뭔가 이해하기가 어려워, 좀 더 쉽게 풀이한 부분을 찾아보았다 [3].

Bayesian Optimization provides a principled technique based on Bayes Theorem to direct a search of a global optimization problem that is efficient and effective. It works by building a probabilistic model of the objective function, called the surrogate function, that is then searched efficiently with an acquisition function before candidate samples are chosen for evaluation on the real objective function.

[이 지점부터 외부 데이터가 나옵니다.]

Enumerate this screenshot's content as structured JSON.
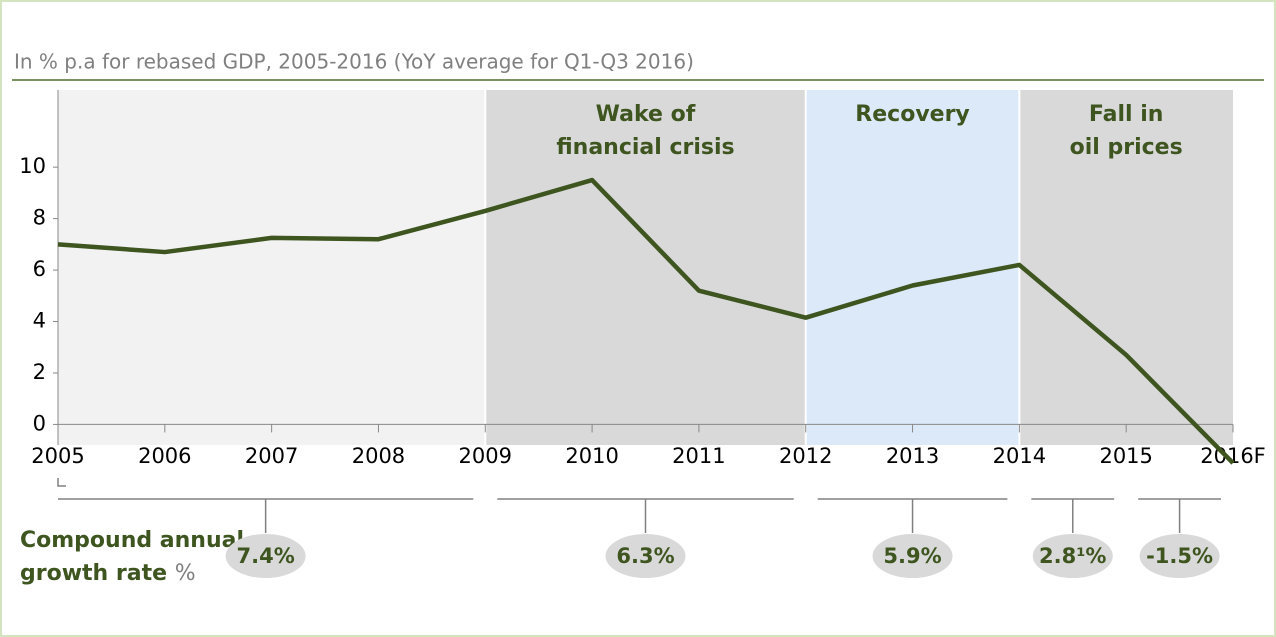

정리하자면 베이지안 최적화란 목적함수 (objective function, f)를 최대화 혹은 최소화하는 최적해를 찾는 기법으로 베이지안 정리를 기반으로 하고 있다. 또한, 이는 objective function과 acquisition function이라는 두 개의 큰 요소로 구성되어 있다 [1].

BayesOpt consists of two main components : a Bayesian statistical model for modeling the objective function, and an acquisition function for deciding where to sample next.

그런데, 여기서 확인하고 가야 할 부분이 있다. 일부 글에서는 베이지안의 최적화는 surrogate model과 acquisition function로 구성되어 있다고도 하는데, 사실 둘 다 맞는 말이라고 생각한다. surrogate model이란 literally 대리(대용) 모델 로 목적함수인 objective function을 추정하는 ML모델로, Gaussian Process Regression (GPR) 을 사용하고 있다. 따라서 objective function + surrogate model + acquisition function 이 삼총사가 베이지안 최적화의 주요 구성 요소들이라고 기억하면 좋을 것 같다.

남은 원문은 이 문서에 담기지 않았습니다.